Focus: powershell.file.script_block_id, powershell.sequence, powershell.total, and powershell.file.script_block_length to rebuild adjacent fragments, then the reconstructed script body for output paths, image encoding, archive helpers, or remote destinations. !{investigate{"description":"","label":"Script block fragments for the same script","providers":[[{"excluded":false,"field":"powershell.file.script_block_id","queryType":"phrase","value":"{{powershell.file.script_block_id}}","valueType":"string"},{"excluded":false,"field":"host.id","queryType":"phrase","value":"{{host.id}}","valueType":"string"}]],"relativeFrom":"now-1h","relativeTo":"now"}}
Implication: staging becomes more likely when reconstruction shows image saves, compression, archiving, or transfer logic.
Can you recover the PowerShell process and explain how it was launched?
Focus: the matching process start event via process.pid and host.id, recovering process.command_line, process.parent.executable, process.parent.command_line, and process.Ext.session_info.logon_type. !{investigate{"description":"","label":"Process events for the PowerShell instance","providers":[[{"excluded":false,"field":"process.pid","queryType":"phrase","value":"{{process.pid}}","valueType":"string"},{"excluded":false,"field":"host.id","queryType":"phrase","value":"{{host.id}}","valueType":"string"},{"excluded":false,"field":"event.category","queryType":"phrase","value":"process","valueType":"string"}]],"relativeFrom":"now-1h","relativeTo":"now"}}
Hint: if the process event cannot be found, keep later file and network review bounded to the same host and alert time.
Implication: supports unauthorized use when the process runs from user-writable paths, inherits an unusual parent, or lands in an unexpected session type.
Does the user-host pattern fit a recognized support, accessibility, or QA workflow?
Focus: the user.id and host.id pairing, the recovered process.parent.executable, and any prior alert recurrence for the same pairing and launcher.
Hint: if workflow documentation is unavailable, require the same pairing and launcher to recur across prior alerts.
Implication: escalate when the user-host pair has no recurring support or QA pattern, the launcher is new, or the host is used for privileged sessions.
Do file events show screenshot output, staging artifacts, or suspicious script provenance?
Focus: file events for the same process.entity_id, with attention to file.path, file.Ext.header_bytes, file.origin_url or file.Ext.windows.zone_identifier, and later reuse of a written path as process.executable.
Implication: staging is more likely when the script arrives from download locations, writes screenshots to user-writable paths, or produces files that later execute.
Do network events show transfer of captured images or related staging activity?
Focus: network events for the same process.entity_id, separating DNS lookup_result events (dns.question.name, dns.resolved_ip) from connection events (destination.ip, destination.port).
Implication: delivery risk increases when the process reaches rare external infrastructure, remote storage, or destinations named in the script.
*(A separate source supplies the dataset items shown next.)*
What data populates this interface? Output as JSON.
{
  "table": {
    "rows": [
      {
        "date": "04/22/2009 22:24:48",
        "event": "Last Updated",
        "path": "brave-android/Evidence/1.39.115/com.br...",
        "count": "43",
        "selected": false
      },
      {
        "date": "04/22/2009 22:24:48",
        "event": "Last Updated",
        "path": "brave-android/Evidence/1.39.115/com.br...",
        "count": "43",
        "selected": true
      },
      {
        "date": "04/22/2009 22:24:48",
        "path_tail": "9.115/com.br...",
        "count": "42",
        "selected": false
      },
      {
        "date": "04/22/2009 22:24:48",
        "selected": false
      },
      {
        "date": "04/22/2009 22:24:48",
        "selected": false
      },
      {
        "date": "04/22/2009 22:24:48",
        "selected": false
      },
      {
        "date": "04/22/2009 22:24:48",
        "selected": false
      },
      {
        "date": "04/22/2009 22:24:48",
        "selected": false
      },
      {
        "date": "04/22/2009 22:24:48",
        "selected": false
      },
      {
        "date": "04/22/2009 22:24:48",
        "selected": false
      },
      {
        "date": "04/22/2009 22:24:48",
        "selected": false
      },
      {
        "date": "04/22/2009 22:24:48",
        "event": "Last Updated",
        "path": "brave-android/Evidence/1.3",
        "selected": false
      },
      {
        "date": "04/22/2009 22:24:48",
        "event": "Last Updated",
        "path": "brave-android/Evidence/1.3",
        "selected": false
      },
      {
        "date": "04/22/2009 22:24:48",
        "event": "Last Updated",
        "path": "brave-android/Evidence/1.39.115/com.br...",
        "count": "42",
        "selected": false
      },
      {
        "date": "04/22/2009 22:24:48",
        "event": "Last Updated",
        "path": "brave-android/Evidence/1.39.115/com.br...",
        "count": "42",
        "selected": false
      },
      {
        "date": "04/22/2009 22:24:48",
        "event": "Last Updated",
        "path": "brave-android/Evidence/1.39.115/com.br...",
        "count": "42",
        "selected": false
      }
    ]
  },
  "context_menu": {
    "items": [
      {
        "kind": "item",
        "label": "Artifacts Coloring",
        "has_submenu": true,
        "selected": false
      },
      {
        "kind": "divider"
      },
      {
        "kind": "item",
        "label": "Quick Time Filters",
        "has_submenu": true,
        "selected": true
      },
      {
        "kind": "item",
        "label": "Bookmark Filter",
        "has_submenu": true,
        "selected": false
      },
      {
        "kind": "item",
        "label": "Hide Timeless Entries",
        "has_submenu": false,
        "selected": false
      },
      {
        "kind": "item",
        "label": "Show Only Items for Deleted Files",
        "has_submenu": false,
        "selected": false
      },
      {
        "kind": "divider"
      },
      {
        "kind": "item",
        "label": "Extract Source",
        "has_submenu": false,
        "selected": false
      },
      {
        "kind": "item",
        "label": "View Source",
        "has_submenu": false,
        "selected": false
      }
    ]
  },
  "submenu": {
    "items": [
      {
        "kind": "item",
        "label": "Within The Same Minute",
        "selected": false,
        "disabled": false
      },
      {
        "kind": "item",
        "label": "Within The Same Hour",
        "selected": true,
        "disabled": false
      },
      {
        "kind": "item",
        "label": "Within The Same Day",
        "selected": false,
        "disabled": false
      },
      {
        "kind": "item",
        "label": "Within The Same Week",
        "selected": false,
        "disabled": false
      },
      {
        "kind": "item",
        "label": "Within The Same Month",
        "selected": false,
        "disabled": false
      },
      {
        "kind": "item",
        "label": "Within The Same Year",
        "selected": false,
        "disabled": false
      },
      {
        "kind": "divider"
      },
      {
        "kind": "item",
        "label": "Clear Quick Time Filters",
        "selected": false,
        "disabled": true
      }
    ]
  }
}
Missing network telemetry is unresolved, not benign.
Does the host or session context suggest privileged or sensitive on-screen data could have been exposed?
Why: the same capture script is far more consequential on admin workstations, jump hosts, or finance endpoints than on a lab box used for UI testing.
Focus: the recovered process.Ext.session_info.logon_type and the user.id/host.id pairing. For remote sessions, bridge process.Ext.authentication_id to authentication events for source.ip; if unavailable, treat origin as unresolved.
Implication: raise urgency when the visible desktop likely contained credentials, privileged consoles, or finance data.
If the local evidence stays suspicious, do related alerts suggest broader compromise?
Focus: related alerts for the same user.id and host.id in the last 48 hours to spot recurrence across hosts or same-host staging, archive helpers, or alternate capture routines. !{investigate{"description":"","label":"Alerts associated with the user","providers":[[{"excluded":false,"field":"event.kind","queryType":"phrase","value":"signal","valueType":"string"},{"excluded":false,"field":"user.id","queryType":"phrase","value":"{{user.id}}","valueType":"string"}]],"relativeFrom":"now-48h/h","relativeTo":"now"}} !{investigate{"description":"","label":"Alerts associated with the host","providers":[[{"excluded":false,"field":"event.kind","queryType":"phrase","value":"signal","valueType":"string"},{"excluded":false,"field":"host.id","queryType":"phrase","value":"{{host.id}}","valueType":"string"}]],"relativeFrom":"now-48h/h","relativeTo":"now"}}
Implication: broaden when the same user repeats screenshot capture across hosts or the host shows precursor access or alternate capture routines; keep narrow when both views stay confined to one recognized launcher.
Escalate when capture scope, launch context, artifacts, network, or session sensitivity align on unauthorized screen collection; close only when all evidence supports a recognized benign workflow; if mixed or incomplete, preserve and escalate.

False positive analysis

Support, QA, accessibility, or testing workflows can legitimately trigger this rule. Confirm by matching the same process.executable, signer, and host.id pattern across prior alerts or against workflow records.
Before creating an exception, validate that the same user.id, host.id, file.path, and a stable powershell.file.script_block_text substring recur across prior alerts. Avoid exceptions on screenshot-related strings alone, user.name alone, or the host alone.

Response and remediation

If confirmed benign, reverse any temporary containment and document the confirmed workflow evidence: the stable user-host pairing, recovered launch chain, and bounded internal capture or transfer path. Create an exception only if the same user, host, and launch context recur consistently across prior alerts from this rule.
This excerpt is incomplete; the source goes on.